The statute's wording leaves two significant areas where factual disputes will likely arise: (1) is/was the employee "claiming to be aggrieved?" and (2) did the employee "request to enter into the agreement?"

First, by including the phrase "claiming to be aggrieved," the legislature has incentivized parties to clarify whether an employee has a grievance, as opposed to a mere suspicion or concern. If it is unclear that an employee is "claiming to be aggrieved," then employers that proceed with NDAs run the risk of engaging in an unlawful employment practice. In this sense, ORS 659A.370 encourages employees and employers to be more transparent about discrimination and retaliation-related concerns. This may provide a useful context for  parties to more openly discuss severance and settlement options.

Second, there will doubtlessly be many factual disputes over whether an employee "request[ed] to enter into the [NDA]." The statute does not clearly address, for example, how it might apply to an employer that mentions to a departing employee an optional severance payment that the employee may receive upon "request." Some employers will certainly push the limitations of this statute in order to continue foisting NDAs on employees. However, given the wording of ORS 659A.370(2), the gold standard for an employee-requested NDA is an agreement that an employee requests on her or his own volition without any suggestion from an employer. Anything less than that and employers are risking expensive lawsuits until courts begin issuing interpretive rulings.

(4)   Right to Sue / Remedies

ORS 659A.370(5) provides employees with a private action for remedies under ORS 659A.885(1)-(3). These remedies may include damages (economic and non-economic), injunctive relief, attorneys' fees, costs, and the right to a jury trial. The availability of broad remedies under ORS 659A.885 makes this a very powerful statute for employees.

In terms of valuing these claims, my strong advice is to speak with an attorney.

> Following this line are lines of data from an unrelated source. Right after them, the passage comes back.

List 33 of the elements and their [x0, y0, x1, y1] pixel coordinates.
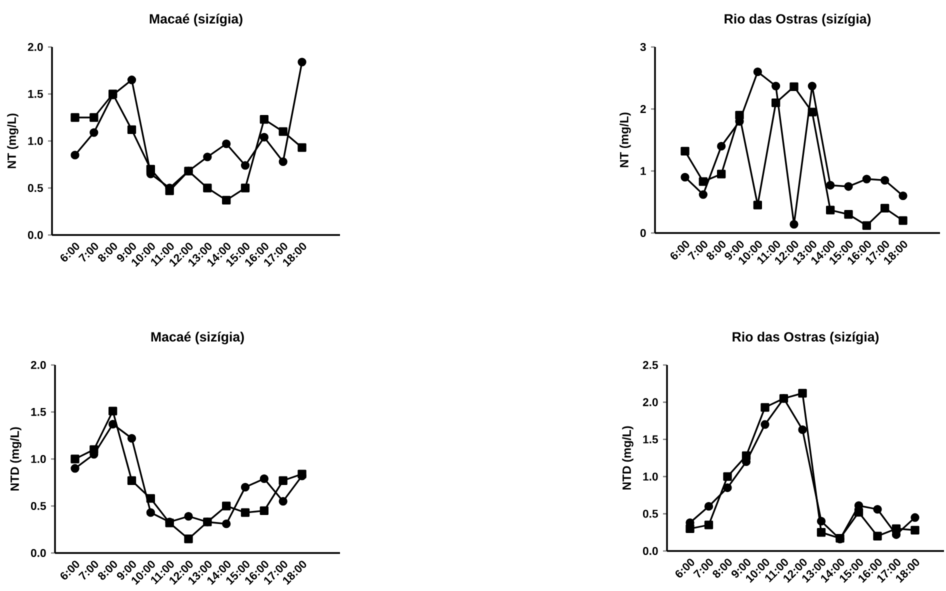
- y-tick-label: 0.5: [30, 502, 46, 510]
- x-tick-label: 6:00: [60, 242, 80, 262]
- x-tick-label: 6:00: [676, 558, 694, 578]
- x-tick-label: 6:00: [670, 240, 690, 260]
- y-tick-label: 0: [640, 228, 646, 237]
- y-axis-title: NTD (mg/L): [10, 427, 22, 491]
- chart-title: Rio das Ostras (sizígia): [732, 332, 879, 344]
- x-tick-label: 7:00: [693, 558, 713, 578]
- y-tick-label: 2.0: [28, 42, 43, 51]
- y-tick-label: 2.5: [642, 360, 658, 369]
- chart-title: Rio das Ostras (sizígia): [724, 14, 871, 26]
- y-tick-label: 1: [640, 167, 646, 175]
- y-tick-label: 0.0: [642, 546, 658, 555]
- y-tick-label: 1.0: [28, 136, 43, 145]
- y-tick-label: 2: [640, 105, 646, 113]
- y-axis-title: NT (mg/L): [620, 112, 631, 168]
- y-tick-label: 0.0: [30, 548, 46, 557]
- y-tick-label: 1.5: [643, 435, 658, 444]
- x-tick-label: 6:00: [60, 560, 80, 580]
- y-tick-label: 2.0: [642, 398, 658, 406]
- y-tick-label: 1.0: [643, 472, 658, 481]
- y-tick-label: 1.0: [31, 454, 46, 463]
- y-axis-title: NTD (mg/L): [622, 426, 634, 490]
- y-tick-label: 3: [640, 42, 646, 52]
- chart-title: Macaé (sizígia): [151, 332, 244, 344]
- y-axis-title: NT (mg/L): [7, 114, 18, 168]
- chart-title: Macaé (sizígia): [150, 14, 242, 26]
- y-tick-label: 2.0: [30, 360, 46, 369]
- y-tick-label: 0.5: [28, 184, 43, 192]
- y-tick-label: 0.0: [28, 230, 43, 239]
- y-tick-label: 1.5: [28, 90, 43, 98]
- y-tick-label: 1.5: [31, 408, 46, 416]
- y-tick-label: 0.5: [642, 510, 658, 518]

(5)   NDAs with Employees Who Engaged in Prohibited Conduct


ORS 659A.370(6) allows NDAs where "an employer makes a good faith determination that an employee has engaged in [prohibited] conduct." Prohibited conduct refers to any "conduct prohibited by ORS 659A.030, including sexual assault, conduct prohibited by ORS 659A.082 or 659A.112 or conduct prohibited by this section." Therefore, if an employer determines in good faith that an employee has engaged in prohibited discrimination, the employer may impose an NDA on the employee despite ORS 659A.370(1)'s prohibition against doing so.

One potential effect of this section is to encourage employers to memorialize and take action whenever it determines that an employee has engaged in prohibited conduct. This is certainly a positive effect in many situations (it makes it easier for employers to remove bad actors). However, I also anticipate, based on my experience, that some employers will be incentivized to trump up allegations under ORS 659A.370(6) as a means of protecting perceived confidential information and retaining control over current and former employees.

(6)   Carve-Out for Mandatory Reporters

Finally, ORS 659A.370(7) contains a carve-out for mandatory reporters: 

"This section does not apply to an employee who is tasked by law to receive confidential or privileged reports of discrimination, sexual assault or harassment."

This carve-out means that employers are not prohibited from entering into NDAs with mandatory reporters. It is worth noting that this subsection only applies to employees who are "tasked by law" to receive reports. The fact that an employee may be designated internally to receive reports will not be sufficient to qualify for this carve-out.